Но однажды он не удержался и отпустил ядовитое замечание, сдобренное лакейской ухмылкой…

И враз исчезло всякое напряжение и неловкость – наконец они оба смогли говорить на действительно интересующие их темы: о том, что в Известном оркестре платят до смешного мало, что В. отгрохал себе шикарную дачу – хотя он всего-навсего «вонючий тромбонишка», а Л. выгодно женился на дочери мясного короля…

***

Когда в отношениях с Ледой были расставлены все точки над «i», мы снова сблизились с сестрой. Она, казалось, забыла все наши разногласия и стала воспринимать меня как «понимающего» и, главное, морально устойчивого и надежного товарища. Слегка смущала, правда, возлагавшаяся на меня ответственность, но в общем я была не против нашего сближения. По крайней мере, это помогало заполнять бесконечно длинный отрезок времени между расставанием с Никой и сном.

Теперь, приползая вечером домой, она тянула меня на кухню и с упоением начинала рассказывать о своей работе в офисе. Ее возбужденная речь проносится мимо моих ушей, почти не задевая сознания, и все-таки какое-то непонятно тяжелое чувство сжимает мне сердце. Видя взволнованное, оживленное лицо сестры, блеск в ее бесконечно уставших глазах, я вспоминаю те далекие времена, когда мы сидели по вечерам в темной комнате (специально не включая свет, чтобы не исчезло ощущение таинственности и доверия) и мечтали о будущем. И плакали, горько, навзрыд, безутешно, по-детски обнявшись, читая «Шум и ярость». И не разговаривали еще два дня, боясь увидеть болезненное, противопоказанное «нормальному» мироощущению чувство в глазах друг друга. А потом, не удержавшись, говорили много, шумно, взволнованно, и опять плакали…

Словно это было вчера, я отчетливо помню презрительно-испуганное лицо сестры, обличающей убожество современного общества и особенно его отвратительного отпрыска – офиса.

– Вера, общество – это враг номер один. Оно засасывает человека, особенно творческую личность, дробит его своими мелкими гнилыми зубками, пережевывает, лишая индивидуальности, а затем выплевывает – и теперь это уже не свободная личность, а тупой, удобный винтик…

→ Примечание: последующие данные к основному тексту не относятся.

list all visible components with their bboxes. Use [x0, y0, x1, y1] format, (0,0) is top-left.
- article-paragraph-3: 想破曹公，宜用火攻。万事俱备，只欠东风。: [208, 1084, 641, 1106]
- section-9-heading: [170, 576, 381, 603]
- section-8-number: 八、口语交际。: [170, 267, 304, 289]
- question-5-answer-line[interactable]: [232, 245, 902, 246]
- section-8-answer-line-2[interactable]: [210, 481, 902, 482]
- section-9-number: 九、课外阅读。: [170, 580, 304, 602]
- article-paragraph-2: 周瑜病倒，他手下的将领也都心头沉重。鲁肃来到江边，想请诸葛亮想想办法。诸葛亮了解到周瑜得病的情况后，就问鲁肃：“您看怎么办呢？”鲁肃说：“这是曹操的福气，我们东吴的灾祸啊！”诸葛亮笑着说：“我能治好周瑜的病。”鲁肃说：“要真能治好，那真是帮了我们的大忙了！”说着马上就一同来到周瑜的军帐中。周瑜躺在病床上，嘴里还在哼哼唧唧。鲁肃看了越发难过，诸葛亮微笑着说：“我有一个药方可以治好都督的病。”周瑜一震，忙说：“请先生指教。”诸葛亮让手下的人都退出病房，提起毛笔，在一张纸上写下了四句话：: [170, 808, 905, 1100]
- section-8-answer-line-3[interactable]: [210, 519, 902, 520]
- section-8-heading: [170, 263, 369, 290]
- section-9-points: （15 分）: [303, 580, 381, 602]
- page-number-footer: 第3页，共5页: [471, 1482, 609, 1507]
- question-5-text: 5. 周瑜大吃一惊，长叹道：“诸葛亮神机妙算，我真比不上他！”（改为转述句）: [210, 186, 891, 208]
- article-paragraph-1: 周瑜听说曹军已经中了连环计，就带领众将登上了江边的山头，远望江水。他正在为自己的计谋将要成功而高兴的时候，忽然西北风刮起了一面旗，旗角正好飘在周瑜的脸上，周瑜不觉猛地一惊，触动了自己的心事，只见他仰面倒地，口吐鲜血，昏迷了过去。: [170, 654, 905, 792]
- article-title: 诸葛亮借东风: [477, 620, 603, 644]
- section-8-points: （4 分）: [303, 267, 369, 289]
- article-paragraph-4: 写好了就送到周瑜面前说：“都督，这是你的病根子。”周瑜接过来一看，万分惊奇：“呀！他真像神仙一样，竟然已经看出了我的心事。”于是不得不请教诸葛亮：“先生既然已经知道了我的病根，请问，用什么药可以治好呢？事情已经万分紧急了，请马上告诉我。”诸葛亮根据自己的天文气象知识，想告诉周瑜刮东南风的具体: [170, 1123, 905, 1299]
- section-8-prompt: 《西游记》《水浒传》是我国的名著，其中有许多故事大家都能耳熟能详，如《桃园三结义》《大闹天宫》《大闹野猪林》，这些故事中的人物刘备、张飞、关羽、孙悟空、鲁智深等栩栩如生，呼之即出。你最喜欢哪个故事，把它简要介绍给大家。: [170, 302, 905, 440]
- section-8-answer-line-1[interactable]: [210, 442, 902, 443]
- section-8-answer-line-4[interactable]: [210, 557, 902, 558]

С блеском негодования в умных глазах, сжимая готовые к борьбе кулаки, она рассказывала мне про учение Ральфа Эмерсона, где говорилось, что общество состоит с серым кардиналом в заговоре против личности, что человек – не безвольная живая машина, а канал, ведущий к Сверхдуше… Я с гордостью и надеждой слушала эту воодушевленную речь и была непоколебимо уверена, что кого-кого, а ее эта гнилостная трясина уж точно никогда не засосет.

Но ее засосало. Ей кажется, что ничего не изменилось, что в любой момент она сбросит с себя непрочные цепи офисной кабалы и начнет рисовать – по-настоящему, как в детстве, – легко и талантливо, когда, глядя на ее картины, жизнь казалась красивее и чище… А для занятия любимым делом нужны деньги. Деньги.

Пристально всматриваюсь в ее спокойное и уверенное лицо: кажется, она действительно свято верит, что все надежды легко реанимировать. А я думаю, как страшно станет ей однажды, лет через десять (она, конечно, все еще будет работать в этой пустой огромной комнате с кондиционерами), – как страшно, как невыносимо больно будет сестре обнаружить, что она разменяла свой талант, что Офис победил ее и проглотил, а она даже не заметила; и рада бы начать рисовать – а уже не может…

Но тягостное ощущение в груди медленно рассеивается, и я уже ничего не чувствую – ни тоски, ни негодования, ни жалости… Недавно, воровски прячась по углам и вздрагивая от звука хлопнувшей двери, перечитала те самые строки, над которыми мы тогда так горько плакали. И ничего не почувствовала… И сколько было и будет таких, как мы – выродившихся детей? – не перечесть.

***

Иногда Леда по старинке приглашает меня на свой балкон покурить. Я вспоминаю, как когда-то пыталась найти общую тему для разговора, переживала, когда найти ее не представлялось никакой возможности или когда она была до того тупой и уродливой, что от неловкости хотелось провалиться сквозь землю. Мне казалось странным, что, несмотря на нескрываемую вражду между ней и сестрой, мы продолжаем жить в Лединой квартире почти бесплатно, и я подсознательно взяла на себя роль миротворца, от которого зависело наше проживание здесь. Теперь все иначе.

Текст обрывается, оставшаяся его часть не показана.